By an 8-to-0 vote, the board ordered a review of its police powers to determine whether county officials have the authority to require installation of the devices in all rental units and in single-family dwellings that undergo remodeling.
In a separate, unanimous vote, the supervisors also agreed to ask insurance companies to offer financial incentives to policyholders in the county who install the safety devices in their homes.
"Fire detectors, like seat belts, can save your life if you use them," said Supervisor Marie B. Travesky (R-Springfield), who introduced the insurance resolution. "We have to keep trying to get the message across."
It is doubtful that yesterday's decision to review the county's constitutionally granted police powers will have much immediate impact on the county's fire safety efforts.
In a 1978 opinion, Virginia Attorney General J. Marshall Coleman told officials in neighboring Alexandria that they lacked legal power to set mandatory smoke detector requirements. Subsequent efforts by that city's ligislators to get a new law passed have been rebuffed repeatedly by the General Assembly.
"I wish them luck [in Fairfax County], but they'll probably have as much success as we did," said Alexandria Fire Chief Charles Rule yesterday. Rule said local jurisdictions' hands re tied by a "Mickey Mouse" state building code that requires smoke detectors be installed in structures built after 1974.
Montgomery County, by contrast, requires that the devices be installed in all residences regardless of the age of the building. A similar measure will take effect in the District of Columbia in 1981.
While some insurance companies offer a discount of 2 percent to home owners who have installed smoke detectors, Allstate, one of the largest insurance carriers serving Fairfax County, does not.

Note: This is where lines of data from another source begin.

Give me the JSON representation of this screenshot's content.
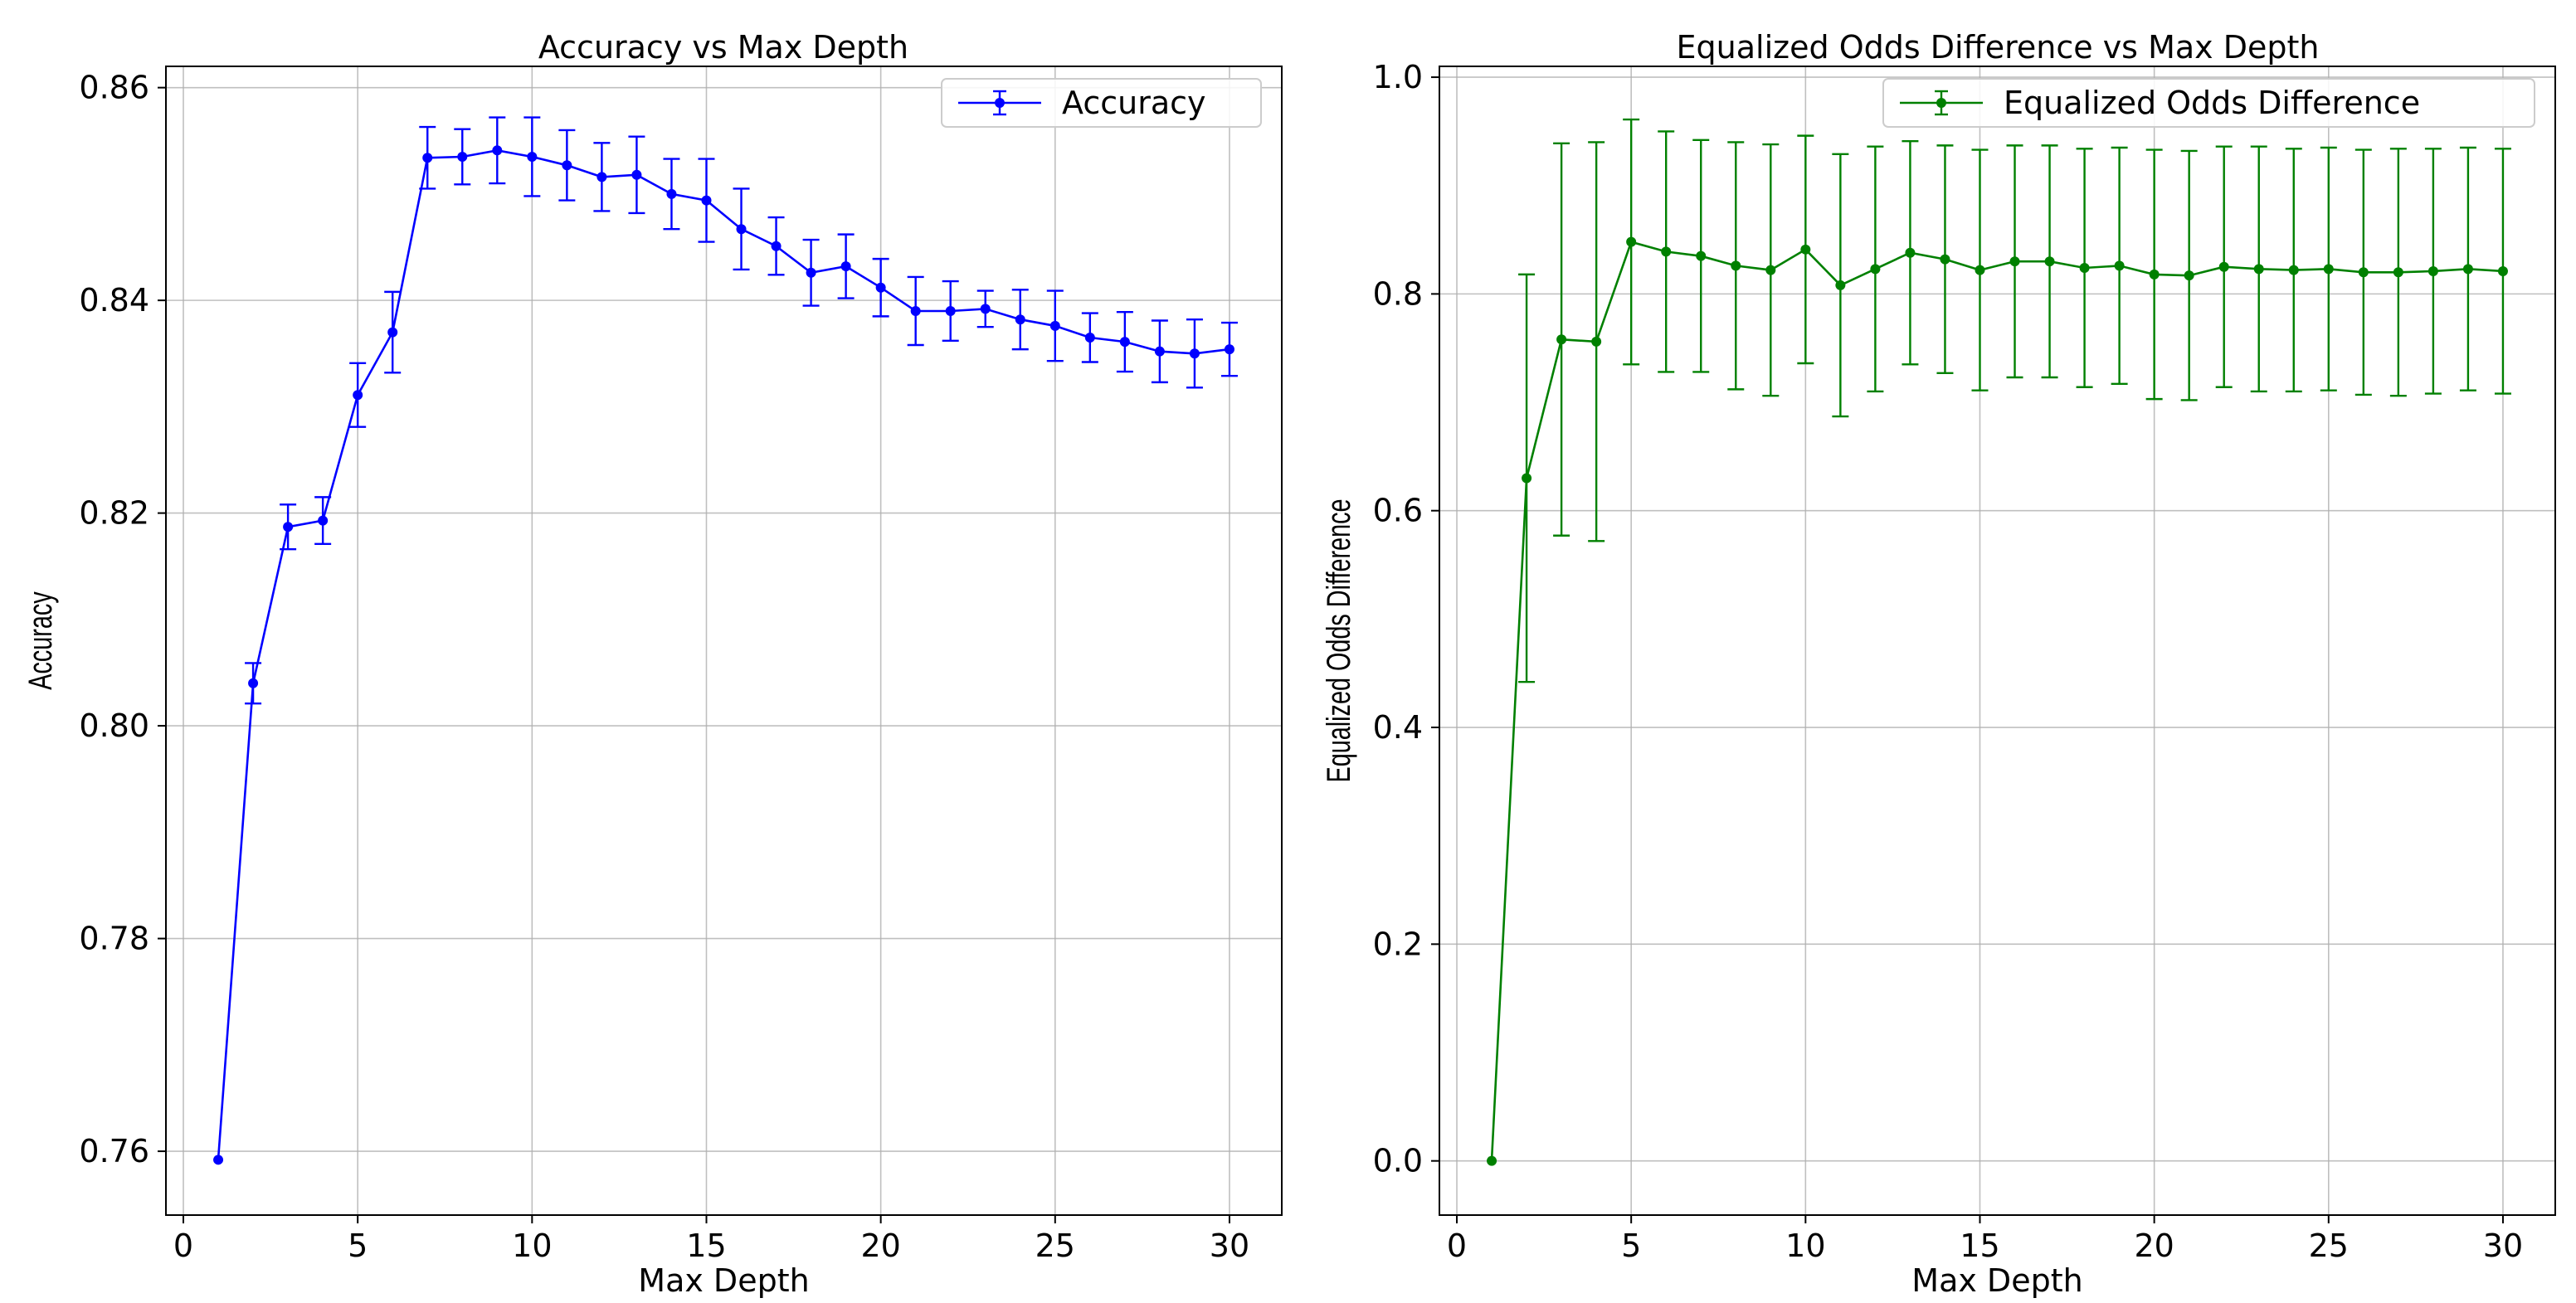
{
  "chart_data": [
    {
      "type": "line",
      "title": "Accuracy vs Max Depth",
      "xlabel": "Max Depth",
      "ylabel": "Accuracy",
      "xlim": [
        -0.5,
        31.5
      ],
      "ylim": [
        0.754,
        0.862
      ],
      "xticks": [
        0,
        5,
        10,
        15,
        20,
        25,
        30
      ],
      "yticks": [
        0.76,
        0.78,
        0.8,
        0.82,
        0.84,
        0.86
      ],
      "ytick_labels": [
        "0.76",
        "0.78",
        "0.80",
        "0.82",
        "0.84",
        "0.86"
      ],
      "grid": true,
      "color": "#0000ff",
      "legend": {
        "position": "top-right"
      },
      "series": [
        {
          "name": "Accuracy",
          "x": [
            1,
            2,
            3,
            4,
            5,
            6,
            7,
            8,
            9,
            10,
            11,
            12,
            13,
            14,
            15,
            16,
            17,
            18,
            19,
            20,
            21,
            22,
            23,
            24,
            25,
            26,
            27,
            28,
            29,
            30
          ],
          "values": [
            0.7592,
            0.804,
            0.8187,
            0.8193,
            0.8311,
            0.837,
            0.8534,
            0.8535,
            0.8541,
            0.8535,
            0.8527,
            0.8516,
            0.8518,
            0.85,
            0.8494,
            0.8467,
            0.8451,
            0.8426,
            0.8432,
            0.8412,
            0.839,
            0.839,
            0.8392,
            0.8382,
            0.8376,
            0.8365,
            0.8361,
            0.8352,
            0.835,
            0.8354
          ],
          "errors": [
            0.0,
            0.0019,
            0.0021,
            0.0022,
            0.003,
            0.0038,
            0.0029,
            0.0026,
            0.0031,
            0.0037,
            0.0033,
            0.0032,
            0.0036,
            0.0033,
            0.0039,
            0.0038,
            0.0027,
            0.0031,
            0.003,
            0.0027,
            0.0032,
            0.0028,
            0.0017,
            0.0028,
            0.0033,
            0.0023,
            0.0028,
            0.0029,
            0.0032,
            0.0025
          ]
        }
      ]
    },
    {
      "type": "line",
      "title": "Equalized Odds Difference vs Max Depth",
      "xlabel": "Max Depth",
      "ylabel": "Equalized Odds Difference",
      "xlim": [
        -0.5,
        31.5
      ],
      "ylim": [
        -0.05,
        1.01
      ],
      "xticks": [
        0,
        5,
        10,
        15,
        20,
        25,
        30
      ],
      "yticks": [
        0.0,
        0.2,
        0.4,
        0.6,
        0.8,
        1.0
      ],
      "ytick_labels": [
        "0.0",
        "0.2",
        "0.4",
        "0.6",
        "0.8",
        "1.0"
      ],
      "grid": true,
      "color": "#008000",
      "legend": {
        "position": "top-right"
      },
      "series": [
        {
          "name": "Equalized Odds Difference",
          "x": [
            1,
            2,
            3,
            4,
            5,
            6,
            7,
            8,
            9,
            10,
            11,
            12,
            13,
            14,
            15,
            16,
            17,
            18,
            19,
            20,
            21,
            22,
            23,
            24,
            25,
            26,
            27,
            28,
            29,
            30
          ],
          "values": [
            0.0,
            0.63,
            0.758,
            0.756,
            0.848,
            0.839,
            0.835,
            0.826,
            0.822,
            0.841,
            0.808,
            0.823,
            0.838,
            0.832,
            0.822,
            0.83,
            0.83,
            0.824,
            0.826,
            0.818,
            0.817,
            0.825,
            0.823,
            0.822,
            0.823,
            0.82,
            0.82,
            0.821,
            0.823,
            0.821
          ],
          "errors": [
            0.0,
            0.188,
            0.181,
            0.184,
            0.113,
            0.111,
            0.107,
            0.114,
            0.116,
            0.105,
            0.121,
            0.113,
            0.103,
            0.105,
            0.111,
            0.107,
            0.107,
            0.11,
            0.109,
            0.115,
            0.115,
            0.111,
            0.113,
            0.112,
            0.112,
            0.113,
            0.114,
            0.113,
            0.112,
            0.113
          ]
        }
      ]
    }
  ]
}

"We would encourage everyone to have them in their homes, but we do not offer any discounts at present," said Allstate spokesman Buzz Harvey, who noted that smoke detectors may save lives but offer no guarantee of reducing property damage from fire.
Harvey said many battery-operated home smoke detectors are useless in any event because consumers fail to replace the batteries regularly. "I have a smoke detector at home and I have no idea whether the thing would go off or not," he said.
According to insurance industry figures, prevailing discount rates, which offer savings of less than $5 a year on a policy for a $60,000 home, do little to encourage the use of the devices.
In one recent year, only seven percent of those holding State Farm Insurance home owner policies qualified for the smoke detector discount, according to company spokesman Jerry Parsons. "It's really more of a goodwill type thing than anything else," he said.
The victims of Saturday's early morning fire at 2014 Great Falls St. died of smoke inhalation, according to autopsy results released yesterday.